Radioactive lenses and airports

My thing with airports is not new. I like to fly and I get on an airplane whenever I have the opportunity. There is always some anecdote to tell: something forgotten in a pocket when passing the security arch, an aborted landing at the last second because another plane is crossed on the runway, etc. But this story is quite curious:

My plane had just landed. The typical trip in which one carries a large suitcase and a small cabin bag. I had been offered to leave my cabin bag with the rest of the luggage. So I had to collect everything together.

When I got to the baggage belt I picked up my big suitcase and I waited for my cabin bag. But it did not appear.

Finally, two security agents appeared carrying the suitcase. I thought: surely the suitcase had been lost and these kind gentlemen have brought it back to me. But I was wrong. One of them asked me if that was my suitcase, without offering to return it to me. The other asked me if I had recently undergone any medical treatment, or if I had been exposed to radiation for some reason. After answering NO to everything, I was asked to go with them to a separate room to conduct an examination of the content of the suitcase.

With the suitcase opened, the questions began while they were flying with a Geiger counter over the content of the suitcase. The photo bag whistled. I took out the Mamiya RZ67 and checked it with the detector. I had to disassemble it completely to find out what element radiated. A new pass with the detector identified the lens as the origin of the radiation.

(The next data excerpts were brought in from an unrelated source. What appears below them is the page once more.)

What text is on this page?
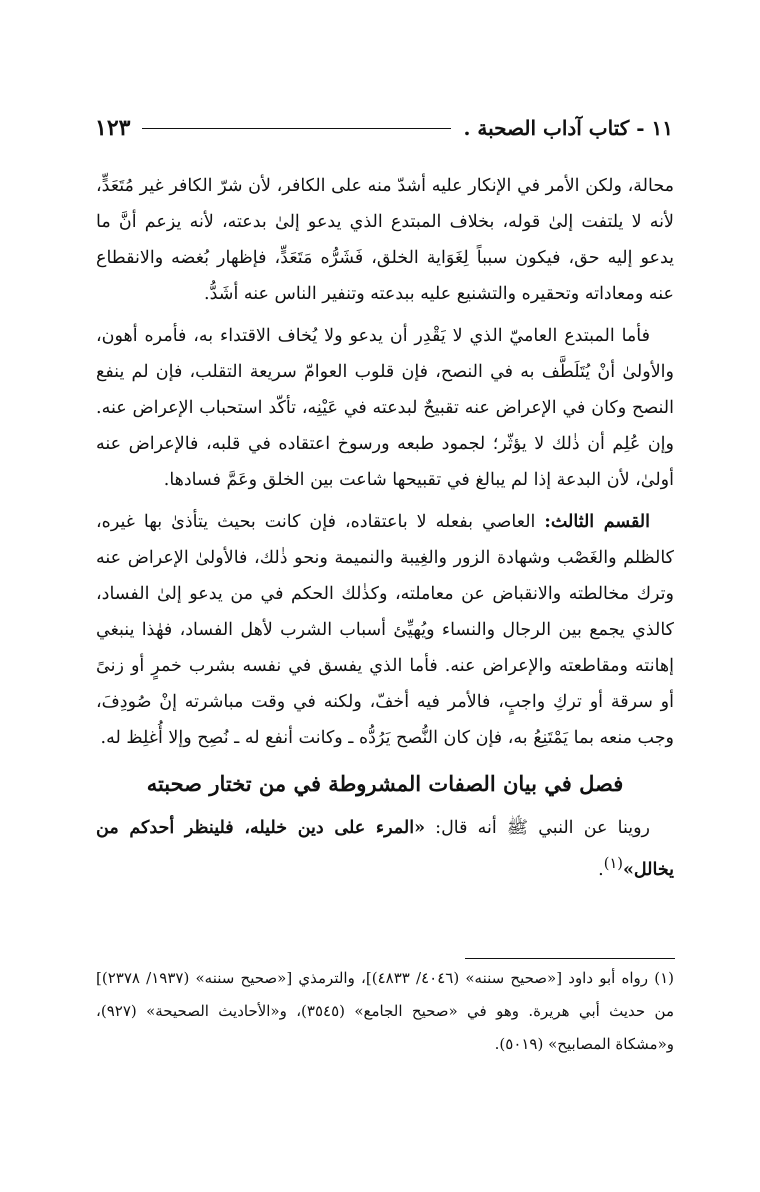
١١ - كتاب آداب الصحبة .
١٢٣

محالة، ولكن الأمر في الإنكار عليه أشدّ منه على الكافر، لأن شرّ الكافر غير مُتَعَدٍّ، لأنه لا يلتفت إلىٰ قوله، بخلاف المبتدع الذي يدعو إلىٰ بدعته، لأنه يزعم أنَّ ما يدعو إليه حق، فيكون سبباً لِغَوَاية الخلق، فَشَرُّه مَتَعَدٍّ، فإظهار بُغضه والانقطاع عنه ومعاداته وتحقيره والتشنيع عليه ببدعته وتنفير الناس عنه أشَدُّ.

فأما المبتدع العاميّ الذي لا يَقْدِر أن يدعو ولا يُخاف الاقتداء به، فأمره أهون، والأولىٰ أنْ يُتَلَطَّف به في النصح، فإن قلوب العوامّ سريعة التقلب، فإن لم ينفع النصح وكان في الإعراض عنه تقبيحٌ لبدعته في عَيْنِه، تأكّد استحباب الإعراض عنه. وإن عُلِم أن ذٰلك لا يؤثّر؛ لجمود طبعه ورسوخ اعتقاده في قلبه، فالإعراض عنه أولىٰ، لأن البدعة إذا لم يبالغ في تقبيحها شاعت بين الخلق وعَمَّ فسادها.

القسم الثالث: العاصي بفعله لا باعتقاده، فإن كانت بحيث يتأذىٰ بها غيره، كالظلم والغَصْب وشهادة الزور والغِيبة والنميمة ونحو ذٰلك، فالأولىٰ الإعراض عنه وترك مخالطته والانقباض عن معاملته، وكذٰلك الحكم في من يدعو إلىٰ الفساد، كالذي يجمع بين الرجال والنساء ويُهيِّئ أسباب الشرب لأهل الفساد، فهٰذا ينبغي إهانته ومقاطعته والإعراض عنه. فأما الذي يفسق في نفسه بشرب خمرٍ أو زنىً أو سرقة أو تركِ واجبٍ، فالأمر فيه أخفّ، ولكنه في وقت مباشرته إنْ صُودِفَ، وجب منعه بما يَمْتَنِعُ به، فإن كان النُّصح يَرُدُّه ـ وكانت أنفع له ـ نُصِح وإلا أُغلِظ له.

فصل في بيان الصفات المشروطة في من تختار صحبته

روينا عن النبي ﷺ أنه قال: «المرء على دين خليله، فلينظر أحدكم من يخالل»$^{(١)}$.

(١) رواه أبو داود [«صحيح سننه» (٤٠٤٦/ ٤٨٣٣)]، والترمذي [«صحيح سننه» (١٩٣٧/ ٢٣٧٨)] من حديث أبي هريرة. وهو في «صحيح الجامع» (٣٥٤٥)، و«الأحاديث الصحيحة» (٩٢٧)، و«مشكاة المصابيح» (٥٠١٩).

Mamiya RZ67 with the radioactive lens Mamiya Sekor 50mm 4.5

Until that moment, I was unaware of the existence of radioactive lenses. They consulted it and after a while of waiting they took my data and let me go. Before leaving, I asked them if that lens could be any risk for my health. The guards told me that the amount detected was not dangerous to my health, as long as I did not sleep with it close to my body.

The lens was attached to the camera. Both inside a photo bag and inside a rigid Samsonite suitcase. And even so, the radioactive lens was able to blow up the alarm of an airport scanner.

Radioactive lens Mamiya Sekor 50mm 4.5 detail

Many articles in the internet talk about whether these radioactive lenses are dangerous to health or not. There is a widespread consensus that they are not. But what they do not tell you is that they ARE able to blow up the airport alarms and make you spend time in a security room answering questions to security agents.